A PERCEPÇÃO DO QUE É VERDADEIRO


Para se descobrir o que é verdadeiro devem ser postas à parte todas as conclusões, todas as formas de comparação e condenação; e isso se nos afigura dificílimo, porque somos educados, condicionados para condenar e justificar. Quando temos um problema tentamos achar uma solução em vez de tratarmos compreender o próprio problema; pois a solução está contida no problema e não fora dele. Para a maioria de nós mudança consiste apenas em troca de padrão; e se considerardes isso, vereis que troca de padrão constitui uma verdadeira transformação. Toda mudança operada na esfera do tempo é o mesmo movimento, modificado e continuado.

Ora, eu não estou falando sobre mudança de padrão, porém a respeito de uma profunda revolução psicológica — e isso significa libertar-se completamente da estrutura psicológica da sociedade. Mudança que se opera dentro do padrão social é um movimento do “conhecido” para o “conhecido”, não achais? Sou isto e quero tomar-me aquilo, que é meu ideal, e, assim, luto para mudar. Mas o ideal é uma “projeção” do conhecido, e o cultivo do ideal continua a não ser mudança nenhuma.

A revolução implica, por certo, um percebimento total de toda a estrutura psicológica do “eu”, consciente e inconsciente e que se esteja totalmente livre dessa estrutura sem pensar em “tornar-se outra coisa”. Quer estejamos apercebidos dela, quer não, a maioria de nós estabeleceu um padrão de pensamento e atividade, um modo de vida padronizado. No esforço para operarmos uma mudança em nossa vida, aceitamos consciente ou inconscientemente um certo padrão e pensamos ter mudado; mas, na realidade, não houve mudança nenhuma.

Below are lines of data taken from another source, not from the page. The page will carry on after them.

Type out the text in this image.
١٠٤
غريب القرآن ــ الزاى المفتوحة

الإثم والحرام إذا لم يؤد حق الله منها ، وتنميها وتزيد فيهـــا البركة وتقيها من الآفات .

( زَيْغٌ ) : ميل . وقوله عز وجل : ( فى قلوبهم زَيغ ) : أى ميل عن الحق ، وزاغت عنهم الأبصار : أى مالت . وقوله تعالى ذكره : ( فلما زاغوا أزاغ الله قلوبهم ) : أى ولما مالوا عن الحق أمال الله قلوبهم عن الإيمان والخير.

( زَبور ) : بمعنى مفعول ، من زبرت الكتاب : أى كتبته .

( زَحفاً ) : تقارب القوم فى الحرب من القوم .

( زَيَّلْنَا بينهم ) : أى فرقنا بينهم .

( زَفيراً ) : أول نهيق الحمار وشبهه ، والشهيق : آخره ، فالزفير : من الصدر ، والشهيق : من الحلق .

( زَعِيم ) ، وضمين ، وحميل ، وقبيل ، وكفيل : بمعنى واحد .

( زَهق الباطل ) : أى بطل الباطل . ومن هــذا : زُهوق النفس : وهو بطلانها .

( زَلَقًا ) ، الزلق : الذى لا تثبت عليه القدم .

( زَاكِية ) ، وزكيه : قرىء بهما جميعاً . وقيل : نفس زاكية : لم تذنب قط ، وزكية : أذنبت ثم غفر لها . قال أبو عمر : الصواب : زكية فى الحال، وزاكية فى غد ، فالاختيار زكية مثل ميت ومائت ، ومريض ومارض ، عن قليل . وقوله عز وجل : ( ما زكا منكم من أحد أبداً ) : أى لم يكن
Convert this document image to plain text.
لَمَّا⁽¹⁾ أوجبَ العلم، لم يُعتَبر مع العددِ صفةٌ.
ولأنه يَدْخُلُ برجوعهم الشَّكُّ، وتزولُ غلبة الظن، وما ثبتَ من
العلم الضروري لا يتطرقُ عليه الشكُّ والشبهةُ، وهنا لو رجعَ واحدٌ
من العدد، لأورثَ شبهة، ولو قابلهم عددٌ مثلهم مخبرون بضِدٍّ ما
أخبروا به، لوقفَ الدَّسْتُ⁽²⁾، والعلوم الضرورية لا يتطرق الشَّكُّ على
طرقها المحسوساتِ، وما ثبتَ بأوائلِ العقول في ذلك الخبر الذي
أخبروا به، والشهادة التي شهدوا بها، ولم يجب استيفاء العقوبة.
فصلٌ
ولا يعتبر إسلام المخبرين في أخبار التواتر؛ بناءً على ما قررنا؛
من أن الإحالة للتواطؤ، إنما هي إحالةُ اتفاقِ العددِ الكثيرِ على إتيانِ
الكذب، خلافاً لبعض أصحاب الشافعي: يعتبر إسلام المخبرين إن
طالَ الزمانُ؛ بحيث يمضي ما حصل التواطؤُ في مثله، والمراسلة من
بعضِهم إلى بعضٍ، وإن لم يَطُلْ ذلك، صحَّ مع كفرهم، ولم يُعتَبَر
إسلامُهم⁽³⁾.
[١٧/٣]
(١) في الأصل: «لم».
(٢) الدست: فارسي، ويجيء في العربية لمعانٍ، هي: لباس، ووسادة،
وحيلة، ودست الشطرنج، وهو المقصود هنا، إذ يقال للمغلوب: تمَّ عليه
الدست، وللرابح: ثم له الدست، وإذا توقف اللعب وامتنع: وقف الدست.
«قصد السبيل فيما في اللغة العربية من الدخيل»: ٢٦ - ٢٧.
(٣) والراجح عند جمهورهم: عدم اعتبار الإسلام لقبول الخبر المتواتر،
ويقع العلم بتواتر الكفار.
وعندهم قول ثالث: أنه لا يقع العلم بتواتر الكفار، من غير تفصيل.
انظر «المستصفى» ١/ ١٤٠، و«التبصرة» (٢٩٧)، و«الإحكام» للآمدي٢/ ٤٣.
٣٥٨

Como tenho salientado, se não há compreensão do inconsciente, toda “mudança” psicológica é simples ajustamento a um padrão estabelecido pelo inconsciente. E a crise atual — não apenas a crise externa, mas também a crise existente na consciência — exige uma revolução: não me refiro à revolução social ou econômica, que é muito superficial, porém à revolução no inconsciente — à completa libertação da estrutura psicológica da sociedade, total abandono da ambição, da inveja, da avidez, do desejo de poder, posição, prestígio, etc. Esta é a única revolução, porquanto, sem ela, nada de novo pode existir; sem ela, ficamos apenas acalentando ideias, conceitos e, por conseguinte, há sempre sofrimento. Só tem fim o sofrimento com essa revolução total.

A questão, pois, é: Como operar essa mudança interior, essa revolução total? Se fazemos um esforço deliberado, consciente, para modificar-nos, geramos conflito, luta; e a mudança nascida de conflito, luta, só pode produzir mais sofrimento.

Ora, é possível promover uma revolução na psique, sem esforço consciente? Tenho explicado cuidadosamente que o inconsciente é o depósito do passado. No inconsciente estão armazenadas não só as experiências do indivíduo, mas também as da raça. Ele é o repositório de toda a luta do homem no decurso das idades: sua busca de Deus, sua rejeição de Deus, sua adoração do Estado, sua identificação com a nação, com uma ideia, etc. A totalidade de tudo isso é o passado, é o fundo inconsciente de cada um de nós, em conformidade com o qual reagimos. Podemos tentar compreender o inconsciente por meio de exame e análise, mas isso, é óbvio, não produzirá revolução. Podeis modificar, reformar; mas vossa reforma tornará necessária nova reforma; não é revolução, não é a completa libertação do passado. Necessita-se de uma mente jovem, nova, purificada, e essa mente só pode existir quando nos libertamos psicologicamente do passado.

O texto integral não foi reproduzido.